La chance de Michalis Sifakis
- Publié le 07-01-2013 à 08h36
- Mis à jour le 07-01-2013 à 15h02

Le portier grec sera dans les buts de Charleroi lors de la reprise à Genk
TURQUIE Michalis Sifakis trépigne d'impatience. Le soleil turc arrosant le début de stage carolo lui rappelle sa Grèce natale mais il a pourtant hâte que la courte trêve se termine. Arrivé en septembre à Charleroi avec un statut d'international dans ses valises, le portier de 28 ans n'a, depuis, disputé qu'un match, sans convaincre, en Coupe de Belgique à Zulte Waregem.

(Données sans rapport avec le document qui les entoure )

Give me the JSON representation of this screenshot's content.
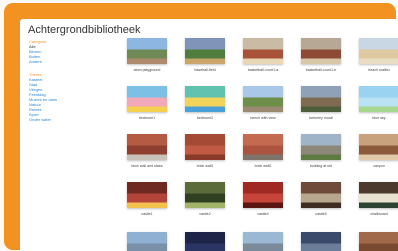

Barré par Parfait Mandanda, Sifakis a dû ronger son frein sur le banc tout au long du premier tour, travaillant dans l'ombre en attendant de recevoir une nouvelle chance. Son concurrent congolais étant parti défendre les couleurs de son pays à la Can, celle-ci viendra à nouveau le 19 janvier prochain, à l'occasion du match de reprise à Genk.
"Michalis sera dans les buts", martèle Yannick Ferrera. "Je suis prêt", reprend l'intéressé, dont le maillot est floqué du numéro 1. "J'ai faim de football. En un an, j'ai dû jouer entre huit et dix matches, tout au plus. C'est seulement la deuxième fois dans ma carrière que je connais une si longue période sans jouer. Le terrain me manque et je veux retrouver le plus haut niveau. Je suis là depuis plusieurs mois. J'ai eu le temps d'apprendre à connaître mes partenaires, le club et le championnat belge. Je pense que j'ai désormais toutes les armes pour relever ce défi. Je suis conscient que ma première apparition sous le maillot zébré, en Coupe, ne fut pas à la hauteur. Il était sans doute trop tôt pour moi. Un gardien, plus encore qu'un autre joueur, a besoin de temps et d'automatismes avec ses partenaires pour répondre présent. Aujourd'hui, je pense que le bon moment est venu."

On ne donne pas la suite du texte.